Achieving sustainable development goals requires targeting and monitoring sustainable solutions tailored to different social and ecological contexts. A social-ecological systems (SES) framework was developed to help diagnose problems, identify complex interactions, and solutions tailored to each SES. Here we develop a data driven method for upscaling the SES framework and apply it to a context where data is scarce, but also where solutions towards sustainable development are needed. The purpose of upscaling the framework is to create a tool that facilitates decision-making in data-scarce contexts. We mapped SES by applying the framework to poverty alleviation and food security issues in the Volta River basin in Ghana and Burkina Faso. We found archetypical configurations of SES in space, and discuss where agricultural innovations such as water reservoirs might have a stronger impact at increasing food availability and therefore alleviating poverty and hunger. We conclude by outlining how the method can be used in other SES comparative studies.
Countries today face the challenge of achieving sustainable development goals, but pathways towards their achievement are context dependent. How to differentiate what works and where is a key challenge in sustainability science. Our paper addresses this challenge by using Ostrom’s social-ecological system’s (SES) framework. The framework was designed to better understand how communities achieve sustainable management of common pool resources, it has been typically applied to local case studies, but their findings are hard to scale up to policy relevant arenas. In our paper we upscale the framework to the Volta basin -a binational watershed between Ghana and Burkina Faso- and use it to better understand where an agricultural intervention such as the construction of water reservoirs can improve food security.

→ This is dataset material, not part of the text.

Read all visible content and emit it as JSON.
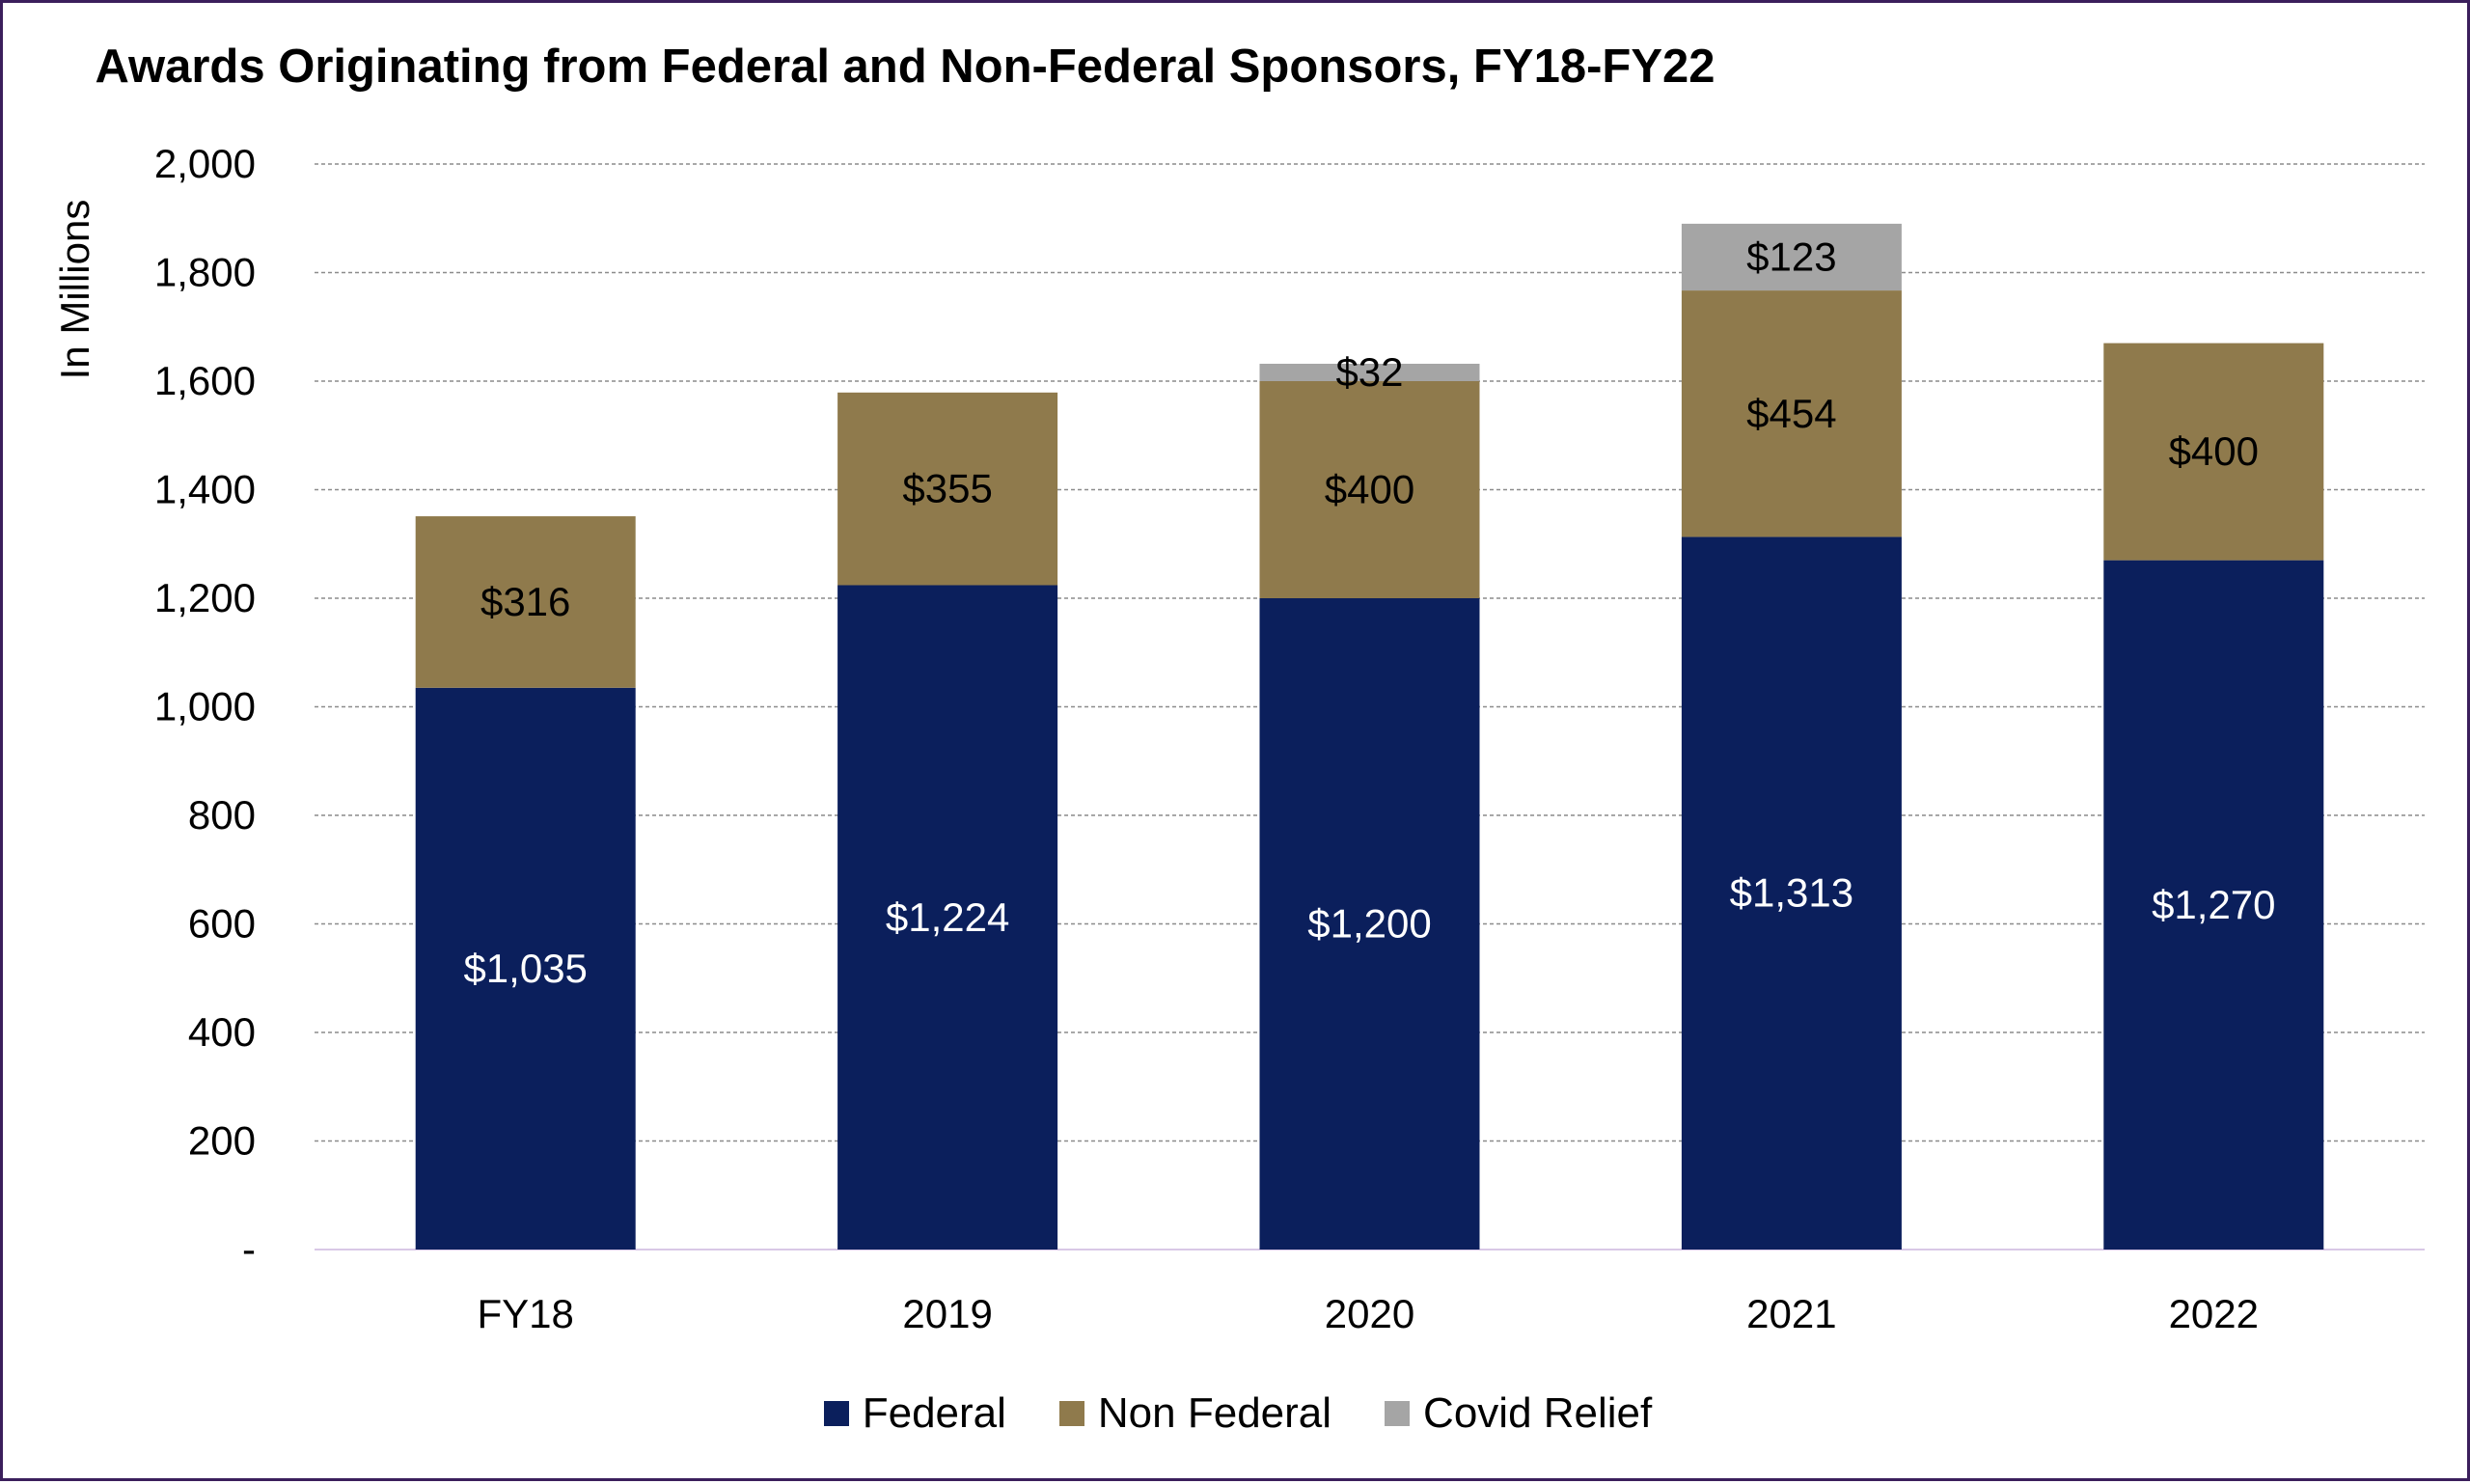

The purpose of the study is developing a data-driven approach to upscale Ostrom’s framework and identify typologies of social-ecological systems. We used state-of-the-art statistical techniques to guide algorithm choices or number of clusters to fit, improving the reproducibility and rigour when compared with previous classifications of social-ecological systems. Our technique can be used in other countries, especially data scarce settings, to track progress towards sustainable development goals at a finer scale than currently measured. We hope the method applied in other settings will help better understand what policies work and where. As a proof-of-concept, we used our classification of social-ecological systems to better understand where future investments in water reservoirs can potentially increase food security in Ghana and Burkina Faso, a region in one of the most arid places of the planet and with severe challenges to achieve the zero hunger SDG.
SES typologies of the Volta basin based on the Ostrom framework and publicly available data. The SES framework was operationalized by analyzing datasets that are used as proxies for Ostrom’s suggested variables at spatial units that correspond to the second administrative level in the Volta river basin, between Ghana and Burkina Faso (A). (B) shows the distribution of each variable and allows for cluster comparison within variable.